A entendre Zeller, Paul aurait profité de cette occasion pour soumettre son apostolat à la sanction des Douze. Il n'y a rien de pareil dans le texte des Actes, et l'épître aux Galates représente la chose tout autrement. Paul n'a soumis son ministère à aucune sanction humaine ; il a exposé le contenu de sa prédication aux païens, et les « colonnes » de l'Eglise lui ont spontanément donné la main d'association. (Galates 2.2-9) Nous tenons, en effet, le voyage de l'apôtre à Jérusalem, raconté dans ce fragment des Galates, pour identique à celui de Actes 15.2-5, et nous cherchons par conséquent Tite au nombre des τίνας indiqués par notre texte. Dans les Galates, ce voyage est attribué à un ordre divin, à une révélation reçue par Paul ; dans les Actes, à un mandat donné par l'Eglise au missionnaire. Pour établir entre ces deux formes du récit une contradiction irréductible, il faudrait commencer par prouver l'impossibilité d'une révélation imposant précisément ce mandat à cette même Eglise. Et pour faire cette preuve, il faudrait oublier le commandement du Saint-Esprit aux fidèles d'Antioche pour déterminer le premier voyage de Paul et de Barnabas. Supposons même l'Eglise invitant de son propre chef l'apôtre à partir. Etait-il donc interdit à Paul de demander à Dieu s'il devait obéir6 ?

15.3   La députation, accompagnée pour un moment par les disciples7, -- car ils sentent tous le sérieux de ce voyage, -- se met en route du côté de la Phénicie. Quelque sept ans auparavant, les deux amis ont fait un voyage pareil pour porter des aumônes à Jérusalem ; ils viennent y chercher aujourd'hui des biens spirituels, des conseils, la paix si possible. Au reste, ils apportent aussi quelque chose avec eux, savoir les preuves admirables de l'œuvre de Dieu accomplie par leur moyen. Ils en répètent souvent le récit chemin faisant, à travers la Phénicie et la Samarie, procurant ainsi une grande joie aux divers troupeaux semés dans ces contrées, et d'origine ethnico-chrétienne d'après les détails des chapitres 8 et 11. En Galilée ils eussent trouvé surtout des judéo-chrétiens.

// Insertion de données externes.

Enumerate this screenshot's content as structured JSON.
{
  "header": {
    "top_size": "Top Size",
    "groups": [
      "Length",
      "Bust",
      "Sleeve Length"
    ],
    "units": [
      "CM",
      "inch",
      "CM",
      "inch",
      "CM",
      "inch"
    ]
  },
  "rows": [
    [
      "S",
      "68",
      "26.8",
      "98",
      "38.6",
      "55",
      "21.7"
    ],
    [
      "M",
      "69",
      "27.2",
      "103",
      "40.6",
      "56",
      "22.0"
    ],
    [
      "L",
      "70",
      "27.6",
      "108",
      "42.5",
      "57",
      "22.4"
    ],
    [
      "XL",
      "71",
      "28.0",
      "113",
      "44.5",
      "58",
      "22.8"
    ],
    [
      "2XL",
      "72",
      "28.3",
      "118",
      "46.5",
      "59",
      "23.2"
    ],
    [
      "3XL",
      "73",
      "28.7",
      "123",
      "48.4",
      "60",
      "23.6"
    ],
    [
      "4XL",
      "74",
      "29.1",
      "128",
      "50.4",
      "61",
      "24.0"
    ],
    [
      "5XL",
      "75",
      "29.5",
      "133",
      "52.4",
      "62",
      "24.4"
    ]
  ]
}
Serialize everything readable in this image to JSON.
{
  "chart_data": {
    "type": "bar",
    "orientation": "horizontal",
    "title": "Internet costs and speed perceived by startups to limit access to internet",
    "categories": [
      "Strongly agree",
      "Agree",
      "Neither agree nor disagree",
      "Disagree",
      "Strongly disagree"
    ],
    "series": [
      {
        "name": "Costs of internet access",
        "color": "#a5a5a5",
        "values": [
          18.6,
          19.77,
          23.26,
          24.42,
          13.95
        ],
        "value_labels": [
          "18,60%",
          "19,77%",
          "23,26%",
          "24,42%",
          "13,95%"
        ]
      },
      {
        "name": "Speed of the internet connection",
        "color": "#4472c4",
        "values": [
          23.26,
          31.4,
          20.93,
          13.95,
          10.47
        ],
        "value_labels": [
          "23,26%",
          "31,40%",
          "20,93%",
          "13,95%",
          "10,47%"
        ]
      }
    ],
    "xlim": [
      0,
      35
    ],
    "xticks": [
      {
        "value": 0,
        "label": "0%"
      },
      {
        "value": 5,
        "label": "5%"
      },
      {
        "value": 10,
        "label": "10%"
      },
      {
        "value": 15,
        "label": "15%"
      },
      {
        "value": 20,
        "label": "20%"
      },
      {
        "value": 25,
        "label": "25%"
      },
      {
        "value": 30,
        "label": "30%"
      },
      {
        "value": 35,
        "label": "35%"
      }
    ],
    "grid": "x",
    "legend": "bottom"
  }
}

15.4   Les députés reçoivent à Jérusalem un accueil fraternel, presque solennel, de la part de toute l'Eglise, spécialement des apôtres et des anciens, et les missionnaires se mettent d'emblée à raconter leurs expériences. D'après les données de Galates 2.2, il y eut alors deux sortes de réunions ; les unes particulières, privées, où Paul exposait κατ’ ἰδίαν sa mission et son point de vue ; les autres générales et publiques, préparées par les premières. La plus simple prudence ordonnait de procéder ainsi ; nous voyons toujours et partout le Saint-Esprit recommander ces mesures de sagesse. Pierre, Jacques et Jean, éclairés par les explications plus intimes de Paul, auront été d'autant mieux portés en faveur de la liberté. L'auteur du livre des Actes n'avait point à insister sur ces entretiens ; son silence n'en dément en aucune façon l'historicité. Du reste, il est facile d'en voir la place au moins indiquée dans son récit : au verset 6, il mentionne seulement une assemblée des apôtres et des anciens, convoqués pour examiner la question ; au verset 12 toute la multitude -- πλῆθος -- écoute Barnabas et Paul ; au 23, apôtres, anciens et frères sont réunis en un dernier ensemble.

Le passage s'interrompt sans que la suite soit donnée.